A pathetic question after an outstanding spectacle, and one answered with verve by Kyrgios, who replied instantly: “You look way too excited to ask that question. You must have a really boring life.”
Good luck finding in world tennis a person capable, let alone willing, to say something that accurate to a room full of reporters. There is an ethical threshold that the mere observer should not cross in sport, and does so at the risk of embarrassment.
Trying to project onto the participants of a sport the ways in which that sport should be played is an example of that threshold being crossed, and although Kyrgios and Tomic have not contributed many trophies to the Australian cabinet, they have at least provided the mirror in which some observers can better see themselves.

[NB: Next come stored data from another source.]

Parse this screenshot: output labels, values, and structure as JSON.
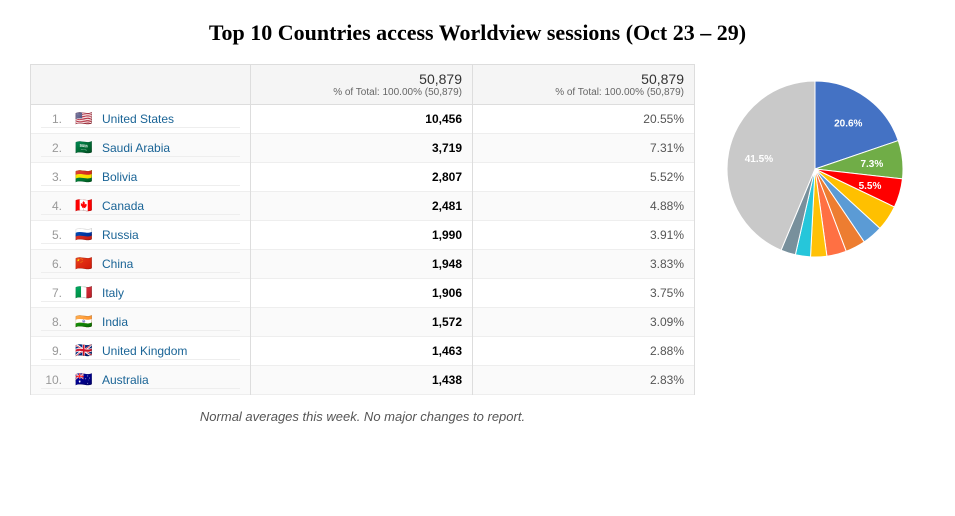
{
  "page": {
    "title": "Top 10 Countries access Worldview sessions (Oct 23 – 29)",
    "note": "Normal averages this week.  No major changes to report."
  },
  "header": {
    "col1_num": "50,879",
    "col1_sub": "% of Total: 100.00% (50,879)",
    "col2_num": "50,879",
    "col2_sub": "% of Total: 100.00% (50,879)"
  },
  "rows": [
    {
      "rank": "1.",
      "country": "United States",
      "value": "10,456",
      "pct": "20.55%",
      "flag": "🇺🇸",
      "color": "#4472C4"
    },
    {
      "rank": "2.",
      "country": "Saudi Arabia",
      "value": "3,719",
      "pct": "7.31%",
      "flag": "🇸🇦",
      "color": "#70AD47"
    },
    {
      "rank": "3.",
      "country": "Bolivia",
      "value": "2,807",
      "pct": "5.52%",
      "flag": "🇧🇴",
      "color": "#FF0000"
    },
    {
      "rank": "4.",
      "country": "Canada",
      "value": "2,481",
      "pct": "4.88%",
      "flag": "🇨🇦",
      "color": "#FFC000"
    },
    {
      "rank": "5.",
      "country": "Russia",
      "value": "1,990",
      "pct": "3.91%",
      "flag": "🇷🇺",
      "color": "#4472C4"
    },
    {
      "rank": "6.",
      "country": "China",
      "value": "1,948",
      "pct": "3.83%",
      "flag": "🇨🇳",
      "color": "#FF0000"
    },
    {
      "rank": "7.",
      "country": "Italy",
      "value": "1,906",
      "pct": "3.75%",
      "flag": "🇮🇹",
      "color": "#FF7043"
    },
    {
      "rank": "8.",
      "country": "India",
      "value": "1,572",
      "pct": "3.09%",
      "flag": "🇮🇳",
      "color": "#FFC107"
    },
    {
      "rank": "9.",
      "country": "United Kingdom",
      "value": "1,463",
      "pct": "2.88%",
      "flag": "🇬🇧",
      "color": "#26C6DA"
    },
    {
      "rank": "10.",
      "country": "Australia",
      "value": "1,438",
      "pct": "2.83%",
      "flag": "🇦🇺",
      "color": "#78909C"
    }
  ],
  "pie": {
    "segments": [
      {
        "label": "20.6%",
        "color": "#4472C4",
        "pct": 20.55
      },
      {
        "label": "7.3%",
        "color": "#70AD47",
        "pct": 7.31
      },
      {
        "label": "5.5%",
        "color": "#FF0000",
        "pct": 5.52
      },
      {
        "label": "",
        "color": "#FFC000",
        "pct": 4.88
      },
      {
        "label": "",
        "color": "#5B9BD5",
        "pct": 3.91
      },
      {
        "label": "",
        "color": "#ED7D31",
        "pct": 3.83
      },
      {
        "label": "",
        "color": "#FF7043",
        "pct": 3.75
      },
      {
        "label": "",
        "color": "#FFC107",
        "pct": 3.09
      },
      {
        "label": "",
        "color": "#26C6DA",
        "pct": 2.88
      },
      {
        "label": "",
        "color": "#78909C",
        "pct": 2.83
      },
      {
        "label": "41.5%",
        "color": "#C9C9C9",
        "pct": 45.44
      }
    ]
  }
}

Of course, the most unrealised and depressing thread in the ongoing saga of these two players is an essentially racist idea that disguises itself as a defence of the real Australian sportsman, that most desirable player who not only tries his hardest but wants to do it for us. This idea was nakedly demonstrated by Dawn Fraser a few years ago, who suggested on national television that if they don’t like the country, the boys should “Go back to where they came from”. It was an almost too perfect white Australian response to Tomic and Kyrgios having no interest in the Olympics, which, as professional tennis players, makes perfect sense.

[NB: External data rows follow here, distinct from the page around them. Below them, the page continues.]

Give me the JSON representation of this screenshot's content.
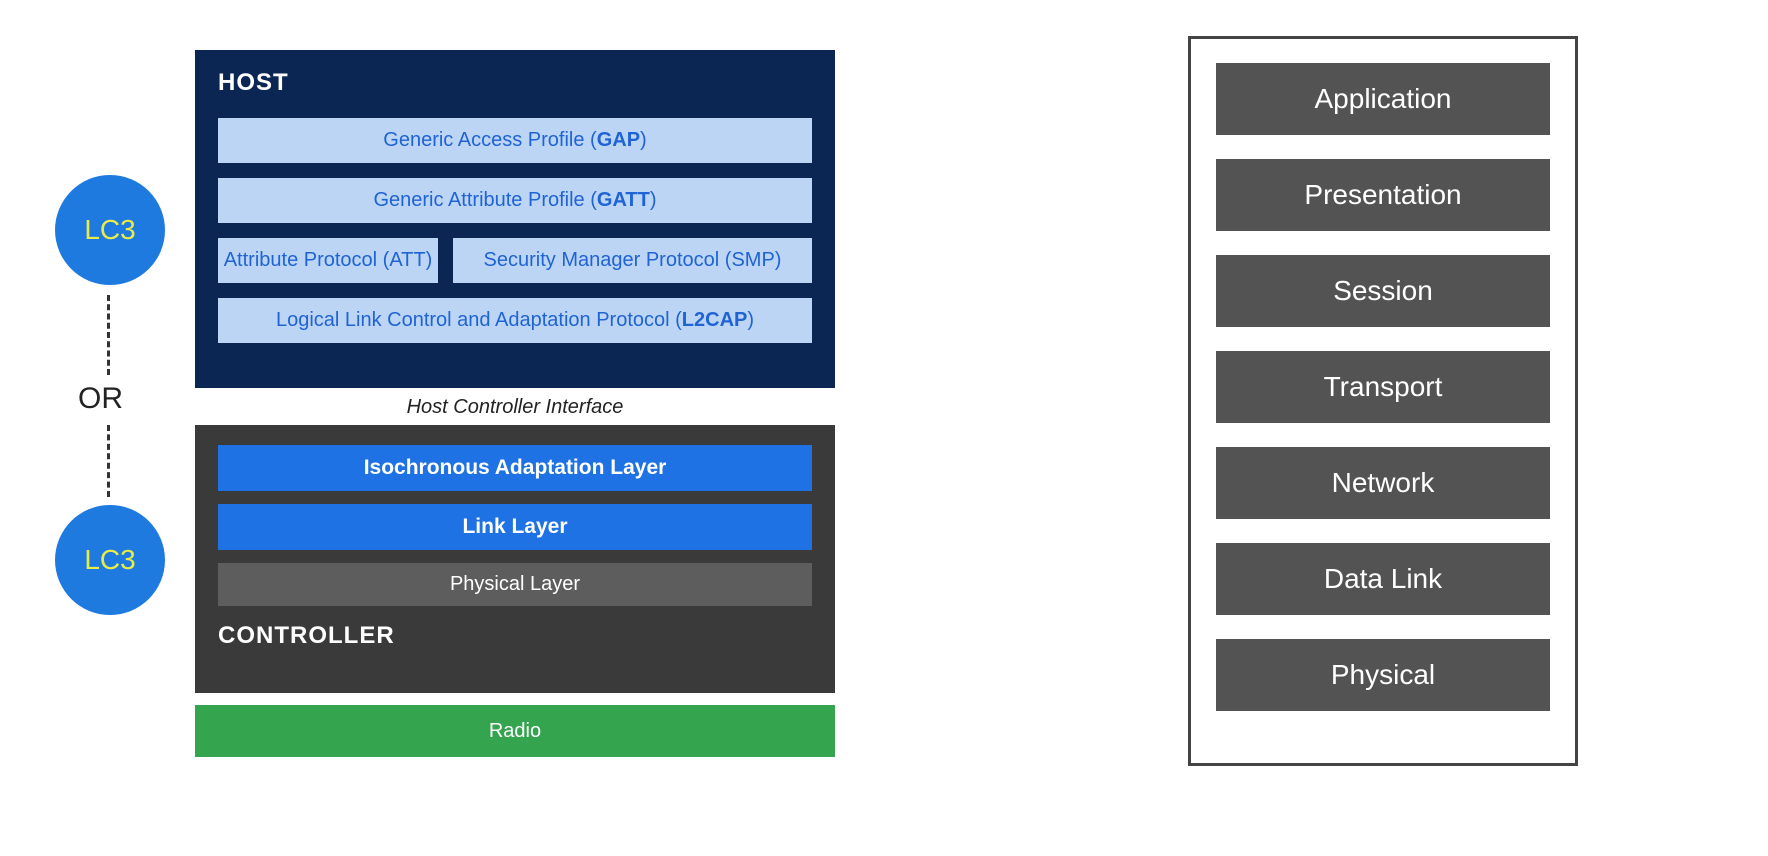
{
  "lc3": {
    "top_label": "LC3",
    "bottom_label": "LC3",
    "or_label": "OR"
  },
  "host": {
    "title": "HOST",
    "gap_text": "Generic Access Profile (",
    "gap_bold": "GAP",
    "gap_close": ")",
    "gatt_text": "Generic Attribute Profile (",
    "gatt_bold": "GATT",
    "gatt_close": ")",
    "att_text": "Attribute Protocol (",
    "att_bold": "ATT",
    "att_close": ")",
    "smp_text": "Security Manager Protocol (",
    "smp_bold": "SMP",
    "smp_close": ")",
    "l2cap_text": "Logical Link Control and Adaptation Protocol (",
    "l2cap_bold": "L2CAP",
    "l2cap_close": ")"
  },
  "hci": {
    "label": "Host Controller Interface"
  },
  "controller": {
    "iso_label": "Isochronous Adaptation Layer",
    "link_label": "Link Layer",
    "phys_label": "Physical Layer",
    "title": "CONTROLLER"
  },
  "radio": {
    "label": "Radio"
  },
  "osi": {
    "layers": {
      "application": "Application",
      "presentation": "Presentation",
      "session": "Session",
      "transport": "Transport",
      "network": "Network",
      "data_link": "Data Link",
      "physical": "Physical"
    }
  },
  "colors": {
    "host_bg": "#0b2652",
    "host_layer_bg": "#bcd5f4",
    "host_layer_text": "#1f63d4",
    "ctrl_bg": "#3a3a3a",
    "ctrl_blue": "#1f72e3",
    "ctrl_grey": "#5d5d5d",
    "radio_bg": "#35a44f",
    "circle_bg": "#1f7ae0",
    "circle_text": "#e8ec4a",
    "osi_layer_bg": "#535353"
  }
}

It can’t go on like this for much longer, the cycle of scandal and critique, the occasional television montage of redemption any time Kyrgios advances beyond the second round of a tournament. It can’t continue to be interesting, all of this losing, and the empty ideas about change and the future being different, if only they cared. The most disappointing thing about these two players is not that they will ever win like Ash Barty can win, but that the nature of their loses will stop being interesting, or become too depressing for even the players to continue with.
In fact, the tail of Tomic’s meteor is barely emitting any light at all, but for the glow of some minor disgrace that only he could be subjected to, such as having his “winnings” confiscated for losing in a fashion that was not close enough to how a winner should lose at Wimbledon.
Nobody can suggest with a straight face that nothing Kyrgios does on a tennis court deserves criticism, but who among those criticising him is also willing to acknowledge that he is in some way doing them a favour? He, and the tormented Tomic have been outsiders, stylistically, ethnically and attitudinally, who have pressed with their antics on the other side of a tennis scale historically heavy with boredom and ritual and rules.
Besides, it’s not the Logies. The men and women of the metaphorical battlefield establish their own bonafides despite our interest, or our disdain, and there would be more dignity in it for people to remember this, and remember that they are only bystanders, kneeling by a fast-moving river, trying to see what the water carries.